The first thing I’d like to mention is that climate science is extremely complex. There’s no single observation or experiment that will confirm or deny the hypothesis that global warming is happening and is man-made. There are little bits of evidence that will support one side of the argument, and other bits of evidence that will support the opposing view. It is therefore necessary to examine the weight of evidence as a whole, which is where bodies such as the IPCC come in. I wrote the other day about Morton’s Demon, which is basically just an analogy for confirmation bias: paying attention to information that justifies your preexisting beliefs while ignoring information that doesn’t. In the case of a field as complex as climate science, being on the lookout for Morton’s demon is especially important. Repeating myself: there’s no single observation or experiment that will confirm or deny the hypothesis that global warming is happening and is man-made, and it is therefore necessary to examine the weight of evidence as a whole.
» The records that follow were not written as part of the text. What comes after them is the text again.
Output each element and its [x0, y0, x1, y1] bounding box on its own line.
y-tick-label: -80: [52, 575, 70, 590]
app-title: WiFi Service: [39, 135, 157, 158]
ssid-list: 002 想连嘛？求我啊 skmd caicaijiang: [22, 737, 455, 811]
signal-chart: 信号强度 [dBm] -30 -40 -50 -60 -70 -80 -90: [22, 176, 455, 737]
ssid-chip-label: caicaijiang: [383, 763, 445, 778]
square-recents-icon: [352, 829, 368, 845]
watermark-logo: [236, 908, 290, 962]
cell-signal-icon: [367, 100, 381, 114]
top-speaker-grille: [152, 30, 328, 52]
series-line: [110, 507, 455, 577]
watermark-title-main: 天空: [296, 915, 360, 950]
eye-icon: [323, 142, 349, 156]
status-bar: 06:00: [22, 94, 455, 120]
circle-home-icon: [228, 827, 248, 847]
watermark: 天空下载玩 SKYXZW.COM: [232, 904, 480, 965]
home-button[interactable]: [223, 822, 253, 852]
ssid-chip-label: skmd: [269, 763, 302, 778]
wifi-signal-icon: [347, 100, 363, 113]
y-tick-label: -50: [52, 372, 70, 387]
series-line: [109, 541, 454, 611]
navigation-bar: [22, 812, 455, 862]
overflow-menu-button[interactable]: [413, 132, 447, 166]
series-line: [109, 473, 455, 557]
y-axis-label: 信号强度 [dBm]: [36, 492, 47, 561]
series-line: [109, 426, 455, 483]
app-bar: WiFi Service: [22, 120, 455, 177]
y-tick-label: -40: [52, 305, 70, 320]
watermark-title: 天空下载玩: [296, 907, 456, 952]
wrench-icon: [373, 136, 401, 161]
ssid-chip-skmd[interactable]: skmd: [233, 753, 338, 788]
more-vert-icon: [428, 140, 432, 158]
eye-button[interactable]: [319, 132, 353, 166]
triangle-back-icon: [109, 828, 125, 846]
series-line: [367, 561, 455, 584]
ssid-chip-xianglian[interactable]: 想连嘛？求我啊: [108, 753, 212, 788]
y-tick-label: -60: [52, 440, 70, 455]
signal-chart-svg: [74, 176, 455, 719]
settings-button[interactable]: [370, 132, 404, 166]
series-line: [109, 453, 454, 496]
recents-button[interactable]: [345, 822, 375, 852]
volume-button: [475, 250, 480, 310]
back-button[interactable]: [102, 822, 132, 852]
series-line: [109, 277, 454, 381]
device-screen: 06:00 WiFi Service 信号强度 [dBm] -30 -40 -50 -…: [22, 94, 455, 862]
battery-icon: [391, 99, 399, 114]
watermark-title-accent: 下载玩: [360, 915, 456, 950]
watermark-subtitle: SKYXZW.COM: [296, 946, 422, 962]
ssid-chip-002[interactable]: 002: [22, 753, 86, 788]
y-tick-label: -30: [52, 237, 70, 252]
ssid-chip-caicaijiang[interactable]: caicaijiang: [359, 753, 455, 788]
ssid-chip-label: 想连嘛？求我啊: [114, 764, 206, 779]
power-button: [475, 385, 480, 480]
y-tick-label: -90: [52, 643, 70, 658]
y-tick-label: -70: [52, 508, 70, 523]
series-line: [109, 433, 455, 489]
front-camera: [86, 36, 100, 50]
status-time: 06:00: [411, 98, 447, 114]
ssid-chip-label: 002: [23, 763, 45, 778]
The second thing I’d like to mention is that science is not a democracy. Jason (@detly) has written about this before, but I feel it’s worth saying again. Even if 99% of the general population believe that climate change isn’t happening, this has no bearing on whether or not it actually happens. Obtaining the support of the voting public for the action necessary for climate change is a political problem, and quite separate from the science. Obviously, scientists can play a role in education here, but it must be accompanied by political leadership. Putting this another way: since the weight of scientific evidence is strongly behind climate change occurring, and CO2 reductions being necessary to prevent sea level rises and so on, I think it’s time our politicians moved on from debating the existence of climate change to the action needed to stop the problem getting worse.
That’ll do for now. There’s a fair chance I’ll have more to say post #qanda, since I can never remember everything at once.